A Haverhill High teacher linked to an investigation by the School Department and state into sexual misconduct has resigned.
Superintendent Margaret Marotta said Zachary Simmons submitted a letter of resignation Oct. 2. A job posting for his position of history and social studies teacher went online last week, with applications being accepted immediately.
When reached by a reporter by phone early Friday night, Simmons said he had no comment.
As news of Simmons' resignation is made public, Marotta said the investigation "concerning allegations about the culture at Haverhill High made by young women" is continuing and will extend several years prior to the administrations of both her and current Haverhill High Principal Glenn Burns. Marotta also said the investigation is examining the conduct of school personnel other than Simmons and is looking into Haverhill High's social culture in terms of interaction between staff and students.
The state Department of Children and Families has investigated the matter, but is releasing no details about the probe.
A popular teacher and club advisor, Simmons worked at Haverhill High for 11 years, Marotta said. He served as advisor for the Model United Nations Club and other student activities, including the Mr. HHS pageant.

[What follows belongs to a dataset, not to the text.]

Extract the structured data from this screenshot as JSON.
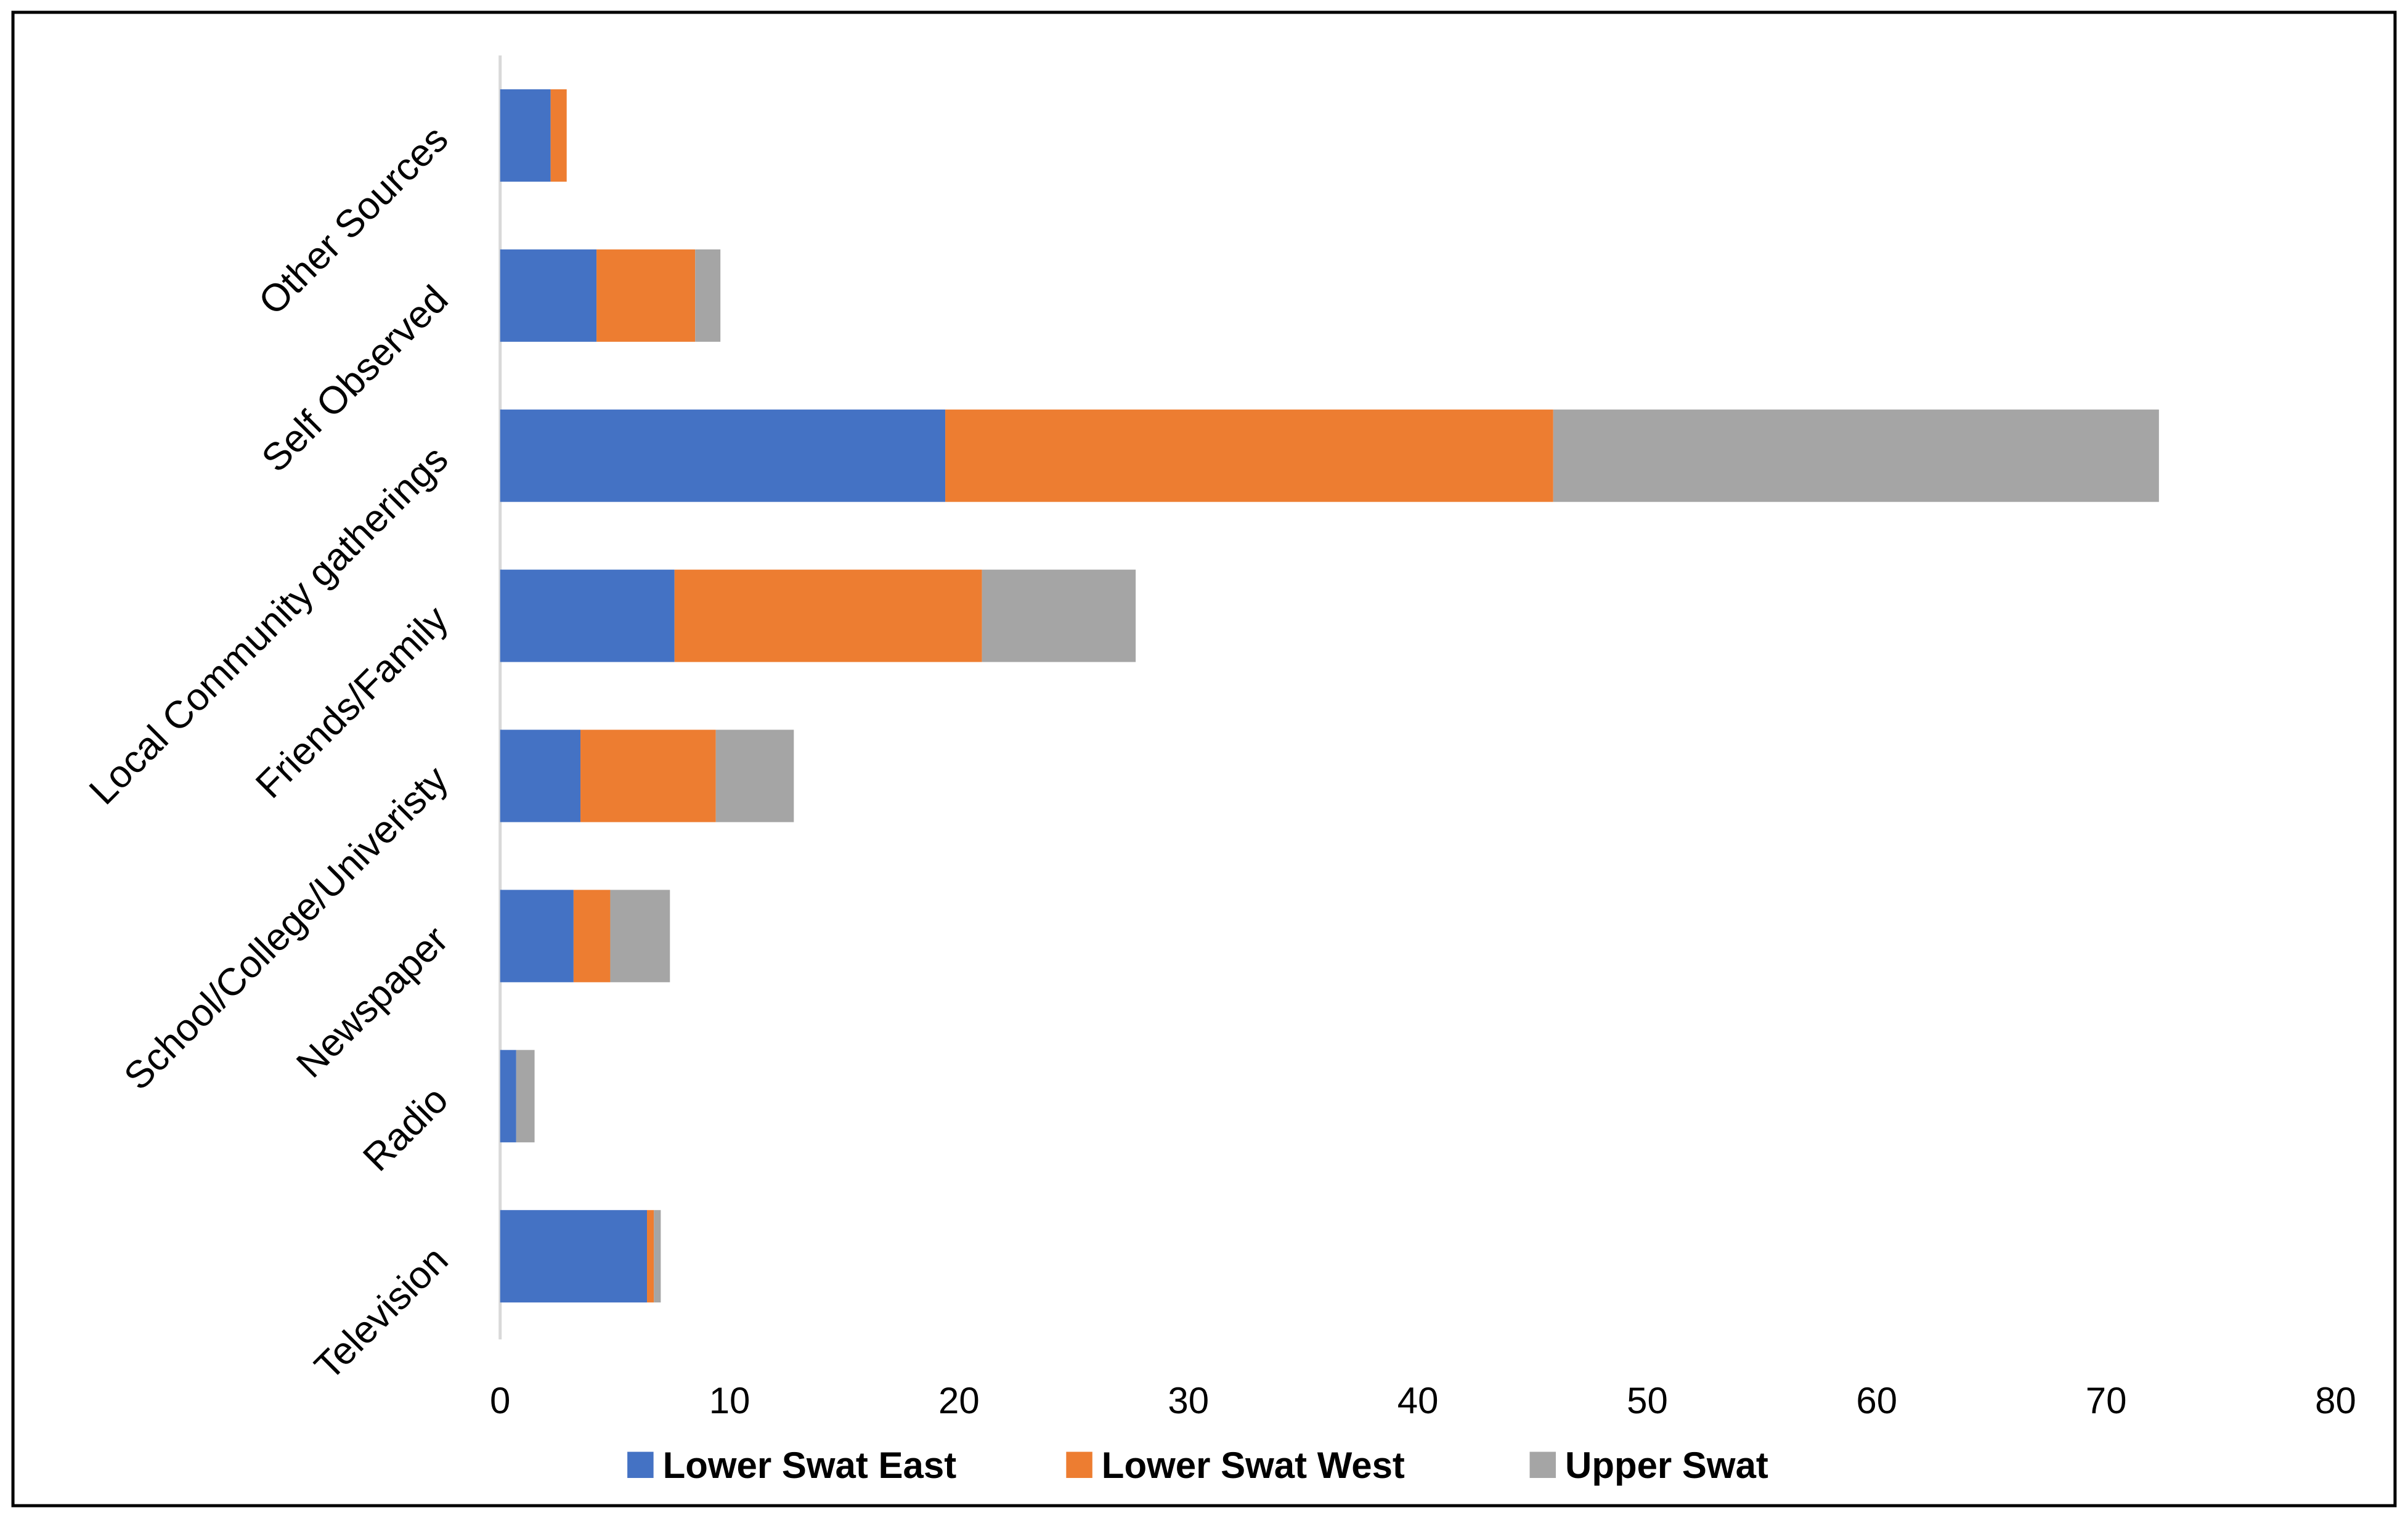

As the Model United Nations advisor, Simmons traveled with students to New York City, where they competed in mock debates with students from across the region and country.

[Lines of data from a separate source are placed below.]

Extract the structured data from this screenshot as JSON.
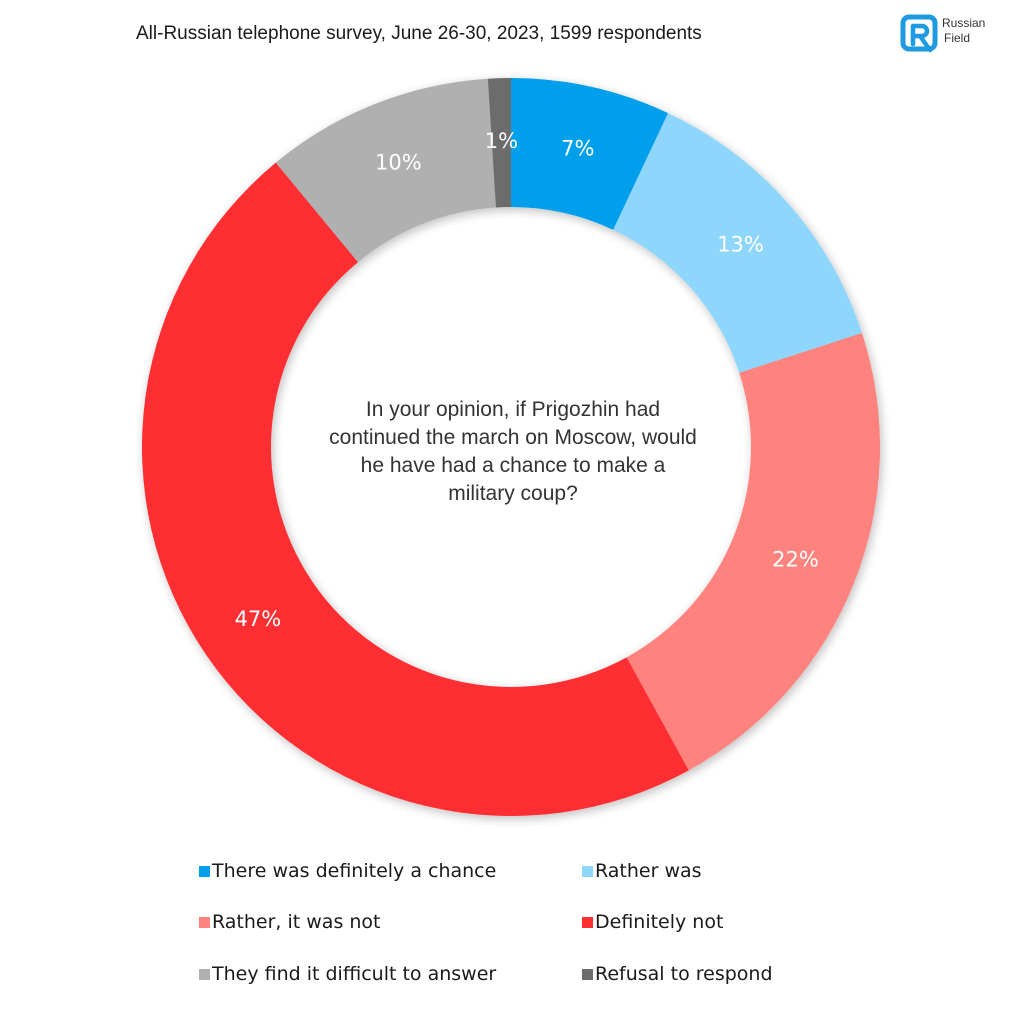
{
  "header": {
    "survey_title": "All-Russian telephone survey, June 26-30, 2023, 1599 respondents"
  },
  "logo": {
    "line1": "Russian",
    "line2": "Field",
    "color": "#1e9be0"
  },
  "chart_data": {
    "type": "pie",
    "donut": true,
    "question": "In your opinion, if Prigozhin had\ncontinued the march on Moscow, would \nhe have had a chance to make a\nmilitary coup?",
    "start_direction": "top, clockwise",
    "slices": [
      {
        "name": "There was definitely a chance",
        "value": 7,
        "label": "7%",
        "color": "#049fec"
      },
      {
        "name": "Rather was",
        "value": 13,
        "label": "13%",
        "color": "#8fd6fc"
      },
      {
        "name": "Rather, it was not",
        "value": 22,
        "label": "22%",
        "color": "#fe827e"
      },
      {
        "name": "Definitely not",
        "value": 47,
        "label": "47%",
        "color": "#fe2f30"
      },
      {
        "name": "They find it difficult to answer",
        "value": 10,
        "label": "10%",
        "color": "#b0b0b0"
      },
      {
        "name": "Refusal to respond",
        "value": 1,
        "label": "1%",
        "color": "#6c6c6c"
      }
    ],
    "legend": {
      "placement": "bottom",
      "entries": [
        {
          "text": "There was definitely a chance",
          "color": "#049fec"
        },
        {
          "text": "Rather was",
          "color": "#8fd6fc"
        },
        {
          "text": "Rather, it was not",
          "color": "#fe827e"
        },
        {
          "text": "Definitely not",
          "color": "#fe2f30"
        },
        {
          "text": "They find it difficult to answer",
          "color": "#b0b0b0"
        },
        {
          "text": "Refusal to respond",
          "color": "#6c6c6c"
        }
      ]
    }
  }
}
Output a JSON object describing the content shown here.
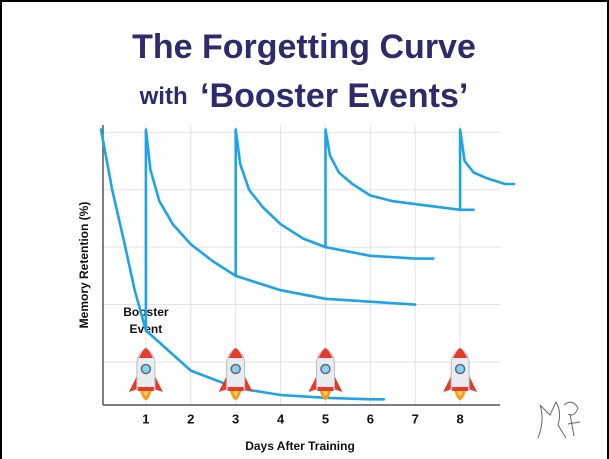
{
  "chart_data": {
    "type": "line",
    "title": "The Forgetting Curve",
    "subtitle": [
      "with",
      "‘Booster Events’"
    ],
    "x_label": "Days After Training",
    "y_label": "Memory Retention (%)",
    "annotation": [
      "Booster",
      "Event"
    ],
    "xlim": [
      0,
      9.2
    ],
    "ylim": [
      0,
      100
    ],
    "xticks": [
      1,
      2,
      3,
      4,
      5,
      6,
      7,
      8
    ],
    "yticks": [
      15,
      35,
      55,
      75,
      95
    ],
    "grid": true,
    "series": [
      {
        "color": "#1ea4e6",
        "x": [
          0,
          0.25,
          0.5,
          0.75,
          1,
          2,
          3,
          4,
          5,
          6,
          6.3
        ],
        "values": [
          96,
          75,
          58,
          40,
          26,
          12,
          6,
          3.5,
          2.5,
          2,
          2
        ]
      },
      {
        "color": "#1ea4e6",
        "x": [
          1,
          1,
          1.1,
          1.3,
          1.6,
          2,
          2.5,
          3,
          4,
          5,
          6,
          7
        ],
        "values": [
          26,
          96,
          82,
          71,
          63,
          56,
          50,
          45,
          40,
          37,
          36,
          35
        ]
      },
      {
        "color": "#1ea4e6",
        "x": [
          3,
          3,
          3.1,
          3.3,
          3.6,
          4,
          4.5,
          5,
          6,
          7,
          7.4
        ],
        "values": [
          45,
          96,
          84,
          75,
          69,
          63,
          58,
          55,
          52,
          51,
          51
        ]
      },
      {
        "color": "#1ea4e6",
        "x": [
          5,
          5,
          5.1,
          5.3,
          5.6,
          6,
          6.5,
          7,
          8,
          8.3
        ],
        "values": [
          55,
          96,
          87,
          81,
          77,
          73,
          71,
          70,
          68,
          68
        ]
      },
      {
        "color": "#1ea4e6",
        "x": [
          8,
          8,
          8.1,
          8.3,
          8.6,
          9,
          9.2
        ],
        "values": [
          68,
          96,
          85,
          81,
          79,
          77,
          77
        ]
      }
    ]
  }
}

Simmons has also worked in the Masconomet Regional School District.
On Aug. 31, Simmons was placed on paid administrative leave from his Haverhill High job. At the time, Burns would not identify Simmons by name or give a reason for the leave, saying only that it involved a teacher and that Haverhill High has "zero tolerance for sexual misconduct.''
Three days later, a spokesperson for the state Department of Children and Families said the agency received a report about the Haverhill High situation and had begun an investigation. The agency spokesperson said this week that DCF investigated and has made a recommendation to the Essex District Attorney's office.

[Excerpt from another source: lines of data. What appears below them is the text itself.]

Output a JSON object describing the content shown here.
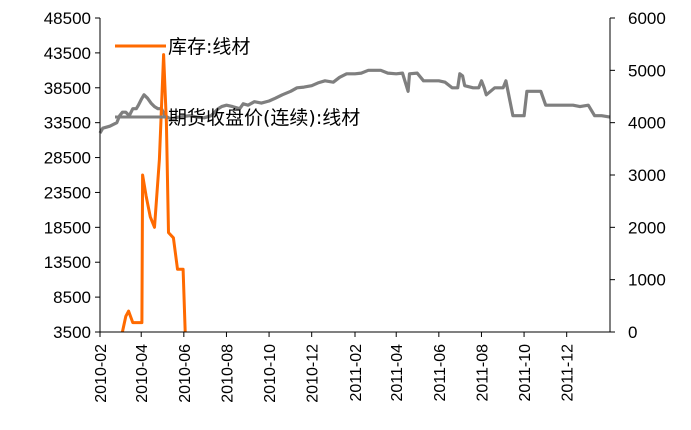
{
  "chart_data": {
    "type": "line",
    "left_axis": {
      "ticks": [
        3500,
        8500,
        13500,
        18500,
        23500,
        28500,
        33500,
        38500,
        43500,
        48500
      ],
      "tick_labels": [
        "3500",
        "8500",
        "13500",
        "18500",
        "23500",
        "28500",
        "33500",
        "38500",
        "43500",
        "48500"
      ],
      "range": [
        3500,
        48500
      ]
    },
    "right_axis": {
      "ticks": [
        0,
        1000,
        2000,
        3000,
        4000,
        5000,
        6000
      ],
      "tick_labels": [
        "0",
        "1000",
        "2000",
        "3000",
        "4000",
        "5000",
        "6000"
      ],
      "range": [
        0,
        6000
      ]
    },
    "x_axis": {
      "range": [
        "2010-02-01",
        "2012-02-01"
      ],
      "tick_labels": [
        "2010-02",
        "2010-04",
        "2010-06",
        "2010-08",
        "2010-10",
        "2010-12",
        "2011-02",
        "2011-04",
        "2011-06",
        "2011-08",
        "2011-10",
        "2011-12"
      ],
      "tick_dates": [
        "2010-02-01",
        "2010-04-01",
        "2010-06-01",
        "2010-08-01",
        "2010-10-01",
        "2010-12-01",
        "2011-02-01",
        "2011-04-01",
        "2011-06-01",
        "2011-08-01",
        "2011-10-01",
        "2011-12-01"
      ]
    },
    "legend_position": "top-left",
    "series": [
      {
        "name": "库存:线材",
        "axis": "right",
        "color": "#ff6a00",
        "points": [
          [
            "2010-03-05",
            0
          ],
          [
            "2010-03-10",
            300
          ],
          [
            "2010-03-14",
            400
          ],
          [
            "2010-03-20",
            180
          ],
          [
            "2010-03-27",
            180
          ],
          [
            "2010-04-02",
            180
          ],
          [
            "2010-04-03",
            3000
          ],
          [
            "2010-04-08",
            2600
          ],
          [
            "2010-04-14",
            2200
          ],
          [
            "2010-04-20",
            2000
          ],
          [
            "2010-04-27",
            3300
          ],
          [
            "2010-05-03",
            5300
          ],
          [
            "2010-05-07",
            4000
          ],
          [
            "2010-05-10",
            1900
          ],
          [
            "2010-05-17",
            1800
          ],
          [
            "2010-05-23",
            1200
          ],
          [
            "2010-05-31",
            1200
          ],
          [
            "2010-06-03",
            0
          ]
        ]
      },
      {
        "name": "期货收盘价(连续):线材",
        "axis": "left",
        "color": "#7f7f7f",
        "points": [
          [
            "2010-02-01",
            32000
          ],
          [
            "2010-02-05",
            32700
          ],
          [
            "2010-02-15",
            33000
          ],
          [
            "2010-02-25",
            33500
          ],
          [
            "2010-03-01",
            34500
          ],
          [
            "2010-03-05",
            35000
          ],
          [
            "2010-03-10",
            35000
          ],
          [
            "2010-03-15",
            34500
          ],
          [
            "2010-03-20",
            35500
          ],
          [
            "2010-03-25",
            35500
          ],
          [
            "2010-03-28",
            36000
          ],
          [
            "2010-04-01",
            36800
          ],
          [
            "2010-04-05",
            37500
          ],
          [
            "2010-04-10",
            37000
          ],
          [
            "2010-04-15",
            36300
          ],
          [
            "2010-04-20",
            35800
          ],
          [
            "2010-04-25",
            35500
          ],
          [
            "2010-04-30",
            35500
          ],
          [
            "2010-05-05",
            34500
          ],
          [
            "2010-05-10",
            34200
          ],
          [
            "2010-05-15",
            34000
          ],
          [
            "2010-05-20",
            34200
          ],
          [
            "2010-05-25",
            34300
          ],
          [
            "2010-06-01",
            34400
          ],
          [
            "2010-06-10",
            34500
          ],
          [
            "2010-06-20",
            34300
          ],
          [
            "2010-06-30",
            34200
          ],
          [
            "2010-07-10",
            34500
          ],
          [
            "2010-07-20",
            35500
          ],
          [
            "2010-07-25",
            35800
          ],
          [
            "2010-08-01",
            36000
          ],
          [
            "2010-08-10",
            35800
          ],
          [
            "2010-08-20",
            35500
          ],
          [
            "2010-08-25",
            36200
          ],
          [
            "2010-09-01",
            36000
          ],
          [
            "2010-09-10",
            36500
          ],
          [
            "2010-09-20",
            36300
          ],
          [
            "2010-10-01",
            36600
          ],
          [
            "2010-10-10",
            37000
          ],
          [
            "2010-10-20",
            37500
          ],
          [
            "2010-11-01",
            38000
          ],
          [
            "2010-11-10",
            38500
          ],
          [
            "2010-11-20",
            38600
          ],
          [
            "2010-12-01",
            38800
          ],
          [
            "2010-12-10",
            39200
          ],
          [
            "2010-12-20",
            39500
          ],
          [
            "2011-01-01",
            39300
          ],
          [
            "2011-01-10",
            40000
          ],
          [
            "2011-01-20",
            40500
          ],
          [
            "2011-02-01",
            40500
          ],
          [
            "2011-02-10",
            40600
          ],
          [
            "2011-02-20",
            41000
          ],
          [
            "2011-03-01",
            41000
          ],
          [
            "2011-03-10",
            41000
          ],
          [
            "2011-03-20",
            40600
          ],
          [
            "2011-04-01",
            40500
          ],
          [
            "2011-04-10",
            40600
          ],
          [
            "2011-04-18",
            38000
          ],
          [
            "2011-04-20",
            40500
          ],
          [
            "2011-05-01",
            40600
          ],
          [
            "2011-05-10",
            39500
          ],
          [
            "2011-05-20",
            39500
          ],
          [
            "2011-06-01",
            39500
          ],
          [
            "2011-06-10",
            39300
          ],
          [
            "2011-06-20",
            38500
          ],
          [
            "2011-06-28",
            38500
          ],
          [
            "2011-07-01",
            40500
          ],
          [
            "2011-07-05",
            40200
          ],
          [
            "2011-07-08",
            38800
          ],
          [
            "2011-07-20",
            38500
          ],
          [
            "2011-07-28",
            38500
          ],
          [
            "2011-08-01",
            39500
          ],
          [
            "2011-08-05",
            38500
          ],
          [
            "2011-08-08",
            37500
          ],
          [
            "2011-08-20",
            38500
          ],
          [
            "2011-09-01",
            38500
          ],
          [
            "2011-09-05",
            39500
          ],
          [
            "2011-09-15",
            34500
          ],
          [
            "2011-09-20",
            34500
          ],
          [
            "2011-09-25",
            34500
          ],
          [
            "2011-10-01",
            34500
          ],
          [
            "2011-10-05",
            38000
          ],
          [
            "2011-10-15",
            38000
          ],
          [
            "2011-10-25",
            38000
          ],
          [
            "2011-11-01",
            36000
          ],
          [
            "2011-11-10",
            36000
          ],
          [
            "2011-11-20",
            36000
          ],
          [
            "2011-12-01",
            36000
          ],
          [
            "2011-12-10",
            36000
          ],
          [
            "2011-12-20",
            35800
          ],
          [
            "2012-01-01",
            36000
          ],
          [
            "2012-01-10",
            34500
          ],
          [
            "2012-01-20",
            34500
          ],
          [
            "2012-02-01",
            34300
          ]
        ]
      }
    ]
  }
}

A spokeswoman for District Attorney Jonathan Blodgett said no criminal charges are currently pending against Simmons.
Current and former students of Haverhill High have used social media to say they experienced uncomfortable interactions with Simmons in the past.
As the social media outcry grew louder, a group of city residents calling themselves Time's Up Haverhill demanded Simmons be fired. A petition was circulated online and garnered nearly 400 signatures. The group went public at the Sept. 3 School Committee meeting with a request for the school administration to release Simmons' personnel file and take action to increase transparency involving incidents of misconduct and abuse at Haverhill High.
The district has hired the law firm of Stoneman, Chandler and Miller to assist with an investigation into "allegations posted on Facebook and social media,'' Marotta said.
"Every allegation of any sexual misconduct or misbehavior of any type by our employees is taken very seriously," Mayor James Fiorentini, who is chairman of the School Committee, said when the Time's Up Haverhill group made its demands. "The investigation will be a full, fair and impartial investigation.
"We should also take a look at our policies and our training to see if either needs to be updated or improved,'' Fiorentini said. "If people have allegations or claims, they should contact the School Department. Everyone, including our teachers, are entitled to fairness and due process. No one should ever be disciplined and certainly not terminated based on information on social media or a petition. There is a process set forth by law. If we violate that process, the city may be subject to liability. We must follow the process."
Marotta said the investigation being conducted by the School Department will extend back several years and review all personnel at the high school.
"We are looking into what occurred prior to my administration as well," said Marotta, who has been Haverhill superintendent since 2018. "In the two years I've been here, there have not been any uninvestigated concerns or complaints of sexual misconduct or sexual communications between staff and students. We need a safe environment for our students, and any kind of sexual misconduct cannot be tolerated."